Originally published December 20, 2012
On one of our current projects involving the absorption and analysis of a very large number of records, we have discovered that there are some common “failure” patterns in the source data that are somewhat predictable, albeit frustrating. These are not uncommon failures, and may be somewhat dependent on each other. For example, some of the records seem to have extra fields and values inserted in the middle of the record. In others, data values are misfielded, with value that should be in one column shifted to the next column. Other times, the field lengths are off, with some value sizes way exceeding what was presented in the metadata.
These are just a few examples, and they are actually very common. We have experienced the same or similar data mishaps numerous times. These examples shed some light on the process the data suppliers must have gone through in preparing the data for delivery to the data consumers. Perhaps the data extraction process changed in the middle, and different fields were being pulled. Perhaps there are instances of the field separator value inside string values that inadvertently create extra fields. Perhaps some field values are separated by quotation marks while other similar values are not. These are just a few of the scenarios that might have happened.
And none of these scenarios is relevant. First of all, by the time we have acquired the data, it is far removed from the original source. Second, we have no influence at all over the original source. The data extraction was performed for a particular operational purpose, and we are just analyzing the data for our own task that, much like so many analyses, is far removed from the original operational activity.

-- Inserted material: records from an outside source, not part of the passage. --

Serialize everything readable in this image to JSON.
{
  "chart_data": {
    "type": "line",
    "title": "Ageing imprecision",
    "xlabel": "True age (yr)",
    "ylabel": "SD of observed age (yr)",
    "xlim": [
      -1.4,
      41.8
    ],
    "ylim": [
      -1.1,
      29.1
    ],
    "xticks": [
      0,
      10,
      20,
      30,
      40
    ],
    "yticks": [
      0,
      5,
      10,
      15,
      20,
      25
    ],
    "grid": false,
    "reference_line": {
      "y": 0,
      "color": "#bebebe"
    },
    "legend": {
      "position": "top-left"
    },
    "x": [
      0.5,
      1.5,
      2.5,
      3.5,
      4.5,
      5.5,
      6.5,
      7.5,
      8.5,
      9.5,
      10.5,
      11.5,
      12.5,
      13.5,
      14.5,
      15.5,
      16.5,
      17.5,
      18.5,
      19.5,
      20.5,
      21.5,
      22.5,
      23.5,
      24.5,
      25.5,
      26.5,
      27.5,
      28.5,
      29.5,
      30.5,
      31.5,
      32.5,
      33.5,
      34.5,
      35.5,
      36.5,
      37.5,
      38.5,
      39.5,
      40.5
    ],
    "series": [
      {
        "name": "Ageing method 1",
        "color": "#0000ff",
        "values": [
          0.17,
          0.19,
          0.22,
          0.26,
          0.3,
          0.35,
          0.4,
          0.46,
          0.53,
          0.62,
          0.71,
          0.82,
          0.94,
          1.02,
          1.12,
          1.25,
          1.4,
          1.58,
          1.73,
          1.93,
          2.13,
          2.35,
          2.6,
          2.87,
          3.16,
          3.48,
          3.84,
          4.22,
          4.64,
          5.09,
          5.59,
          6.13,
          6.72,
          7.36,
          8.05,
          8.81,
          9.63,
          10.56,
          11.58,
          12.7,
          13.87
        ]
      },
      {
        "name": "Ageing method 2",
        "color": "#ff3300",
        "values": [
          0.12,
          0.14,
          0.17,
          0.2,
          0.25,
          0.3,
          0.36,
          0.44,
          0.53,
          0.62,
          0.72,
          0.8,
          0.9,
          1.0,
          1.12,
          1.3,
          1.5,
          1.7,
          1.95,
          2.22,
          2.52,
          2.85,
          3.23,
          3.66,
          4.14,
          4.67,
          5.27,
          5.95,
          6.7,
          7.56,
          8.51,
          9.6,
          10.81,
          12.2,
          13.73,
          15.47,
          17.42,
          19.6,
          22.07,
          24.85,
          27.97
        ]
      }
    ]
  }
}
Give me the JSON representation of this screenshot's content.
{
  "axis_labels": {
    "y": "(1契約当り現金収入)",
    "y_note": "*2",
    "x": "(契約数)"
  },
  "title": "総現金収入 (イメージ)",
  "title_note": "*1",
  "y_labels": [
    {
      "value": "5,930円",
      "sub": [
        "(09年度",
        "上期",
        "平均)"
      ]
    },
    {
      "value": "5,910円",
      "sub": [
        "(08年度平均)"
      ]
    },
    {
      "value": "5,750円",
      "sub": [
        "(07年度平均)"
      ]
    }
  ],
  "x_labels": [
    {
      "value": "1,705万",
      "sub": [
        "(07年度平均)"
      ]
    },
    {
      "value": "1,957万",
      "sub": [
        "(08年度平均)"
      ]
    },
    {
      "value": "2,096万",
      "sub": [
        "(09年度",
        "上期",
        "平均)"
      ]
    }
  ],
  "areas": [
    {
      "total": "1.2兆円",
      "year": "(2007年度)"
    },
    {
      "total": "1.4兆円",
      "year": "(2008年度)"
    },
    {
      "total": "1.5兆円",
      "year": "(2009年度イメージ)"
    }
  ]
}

The existence of flawed records in a small data set is sometimes addressable. If you have a well-defined process for data cleansing coupled with data stewards to review the changes, it may be possible to prepare the data for the analysis even in the presence of source data flaws. But what happens when the data set is huge? As an example, consider a data set with 5 billion records. If only one half of one percent of the records is known to be flawed, that amounts to 25,000,000 known bad records. Ten years ago most people would have considered that number of records itself to be a big data set, and today we can consider that just the noisy bad records. Actually, let’s ratchet that down again to 0.1% (one tenth of one percent) – that is still 5,000,000 presumably unusable records.